Isotonic – white muscle fibers are involved. The tone remains constant and the tension changes. Fast muscle fibers are involved in the performance of physical exercises. This is one of the differences between asana and exercise.
Asanas are static work (breathing, relaxation, awareness), exercise is dynamic work. The heartbeat and breathing slows down in asanas; in exercise it speeds up. Blood pressure decreases in asana and increases in exercise. In yoga asanas, the aging process slows down and accelerates with grueling exercise. Autonomic tone in asanas is parasympathetic, sympathetic tone in exercises.
It should be noted that nowadays it is almost impossible to find a completely healthy person. 90% of people who decide to take up yoga have some hidden or obvious health problems. The potential of yoga as a way to improve the body is really limitless, but there is also an important issue related to the peculiarities and differences in the physical body of different people. Each person needs to find an individual approach to their own health and observe the main rule of yoga – Ahimsa.
It is necessary to understand that Asanas have not only positive effects, but also a downside.
There are contraindications related to the health of the practitioner.

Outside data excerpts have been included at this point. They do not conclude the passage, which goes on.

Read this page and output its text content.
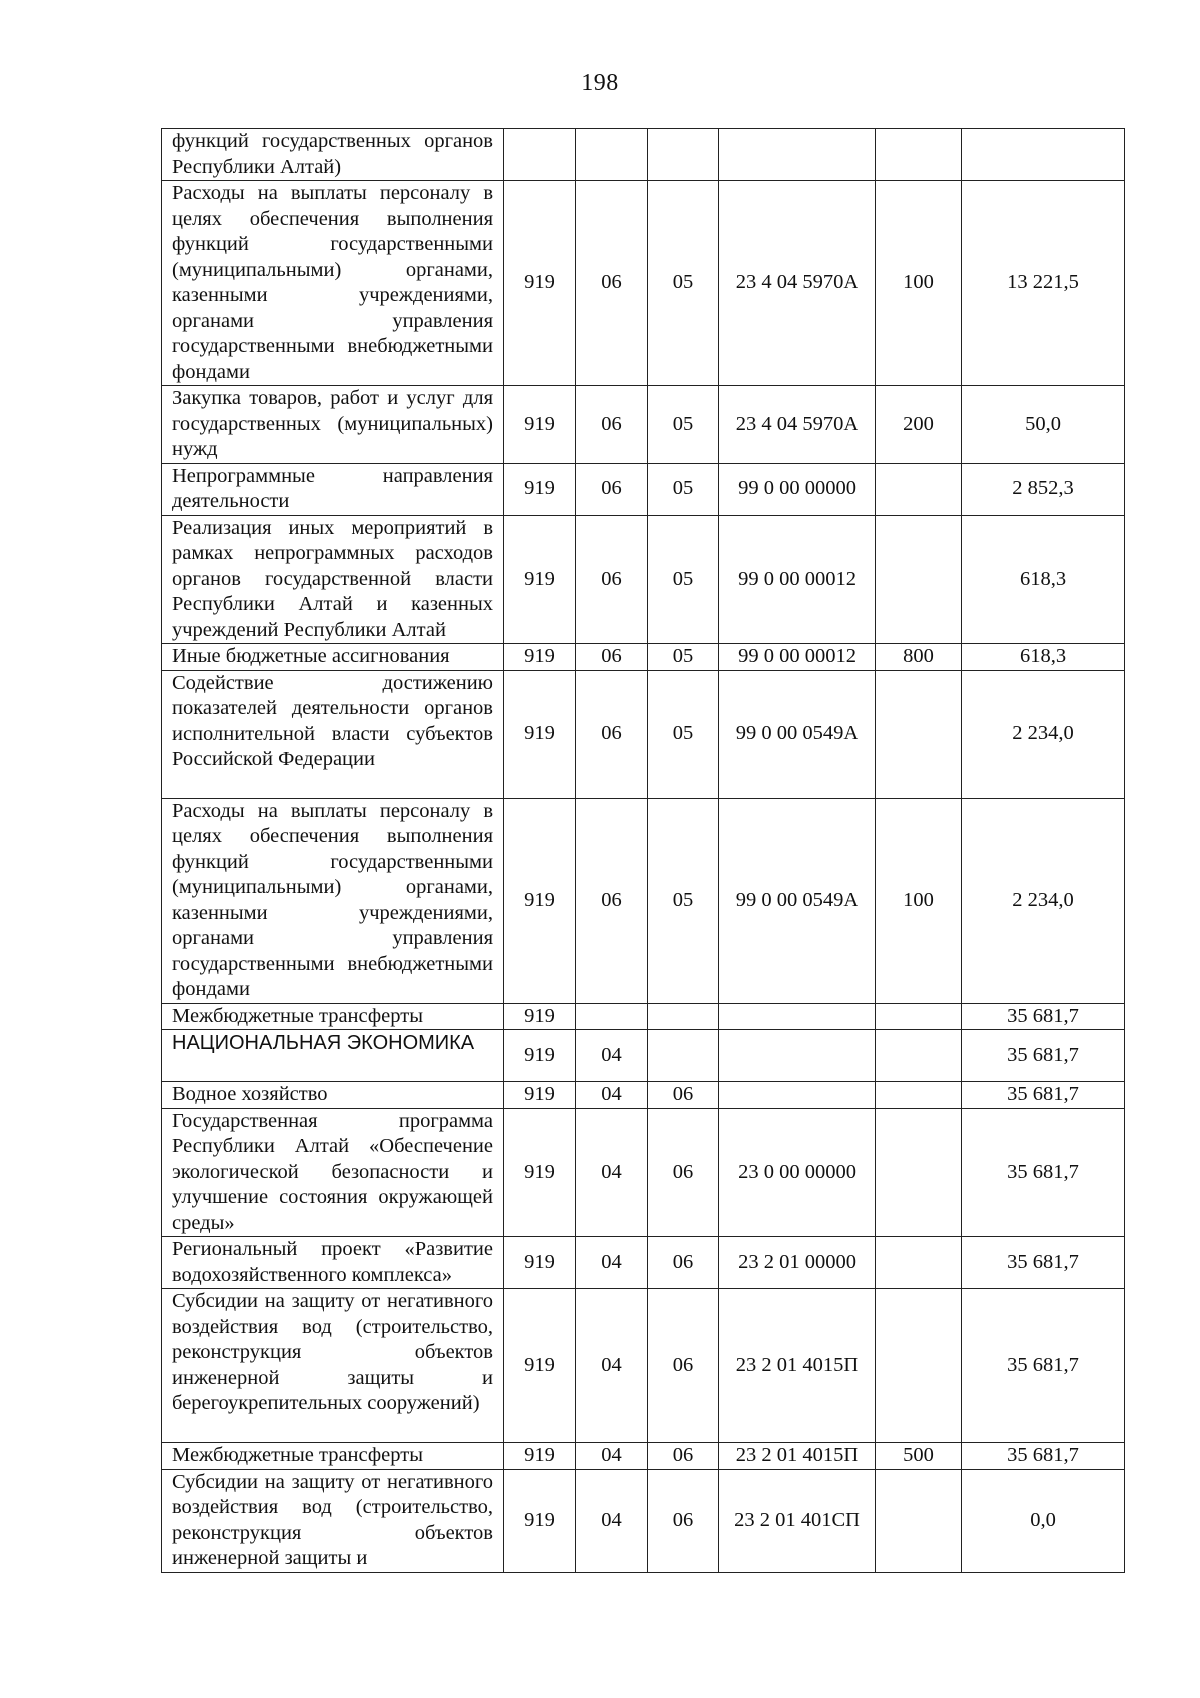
198
функций государственных органов Республики Алтай)						
Расходы на выплаты персоналу в целях обеспечения выполнения функций государственными (муниципальными) органами, казенными учреждениями, органами управления государственными внебюджетными фондами	919	06	05	23 4 04 5970А	100	13 221,5
Закупка товаров, работ и услуг для государственных (муниципальных) нужд	919	06	05	23 4 04 5970А	200	50,0
Непрограммные направления деятельности	919	06	05	99 0 00 00000		2 852,3
Реализация иных мероприятий в рамках непрограммных расходов органов государственной власти Республики Алтай и казенных учреждений Республики Алтай	919	06	05	99 0 00 00012		618,3
Иные бюджетные ассигнования	919	06	05	99 0 00 00012	800	618,3
Содействие достижению показателей деятельности органов исполнительной власти субъектов Российской Федерации	919	06	05	99 0 00 0549А		2 234,0
Расходы на выплаты персоналу в целях обеспечения выполнения функций государственными (муниципальными) органами, казенными учреждениями, органами управления государственными внебюджетными фондами	919	06	05	99 0 00 0549А	100	2 234,0
Межбюджетные трансферты	919					35 681,7
НАЦИОНАЛЬНАЯ ЭКОНОМИКА	919	04				35 681,7
Водное хозяйство	919	04	06			35 681,7
Государственная программа Республики Алтай «Обеспечение экологической безопасности и улучшение состояния окружающей среды»	919	04	06	23 0 00 00000		35 681,7
Региональный проект «Развитие водохозяйственного комплекса»	919	04	06	23 2 01 00000		35 681,7
Субсидии на защиту от негативного воздействия вод (строительство, реконструкция объектов инженерной защиты и берегоукрепительных сооружений)	919	04	06	23 2 01 4015П		35 681,7
Межбюджетные трансферты	919	04	06	23 2 01 4015П	500	35 681,7
Субсидии на защиту от негативного воздействия вод (строительство, реконструкция объектов инженерной защиты и	919	04	06	23 2 01 401СП		0,0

For example:
Long static fixations are contraindicated in varicose veins;
Performing Uttanasana and some other Asanas with forward leaning, if there are hernias/protrusions of the lumbar spine (it is important to keep the lumbar spine straight, bend the knees if necessary);
injuries and diseases of knee joints in squatting asanas;
contraindications for performing poses with axial twisting of the back;
acute conditions of intestine and lumbar vertebrae;
Deep bends are undesirable during pregnancy, as they can squeeze the lower abdomen in the early stages, etc.
There are specific goals for different Asan groups. For example: the initial level of practice, the base of the whole practice is standing asanas. A practitioner starts to feel and become aware of his/her body as one. The knowledge of the alignment of the body, the extension of the body in different directions, which is the basis for all subsequent postures. Through practice, stamina increases, and willpower increases (standing asanas require a lot of energy).
Next, the practitioner learns to feel his or her body in space. Learns to properly distribute the weight of the body. At all stages of practice, for a favorable and harmonious work on the body and mind a practitioner is helped by his teacher, who creates a basis for further practice.
In general, in conclusion, we can say that performing Asan has a harmonious effect on development of the body, improves flexibility, restores vitality and health, activates all internal organs and the body in general. But the main importance of Asanas is that they establish a connection between the body and mind, allow you to find unity at the level of the physical and subtle bodies, so that their harmony makes it possible to start moving along the path from physical perfection to the spiritual.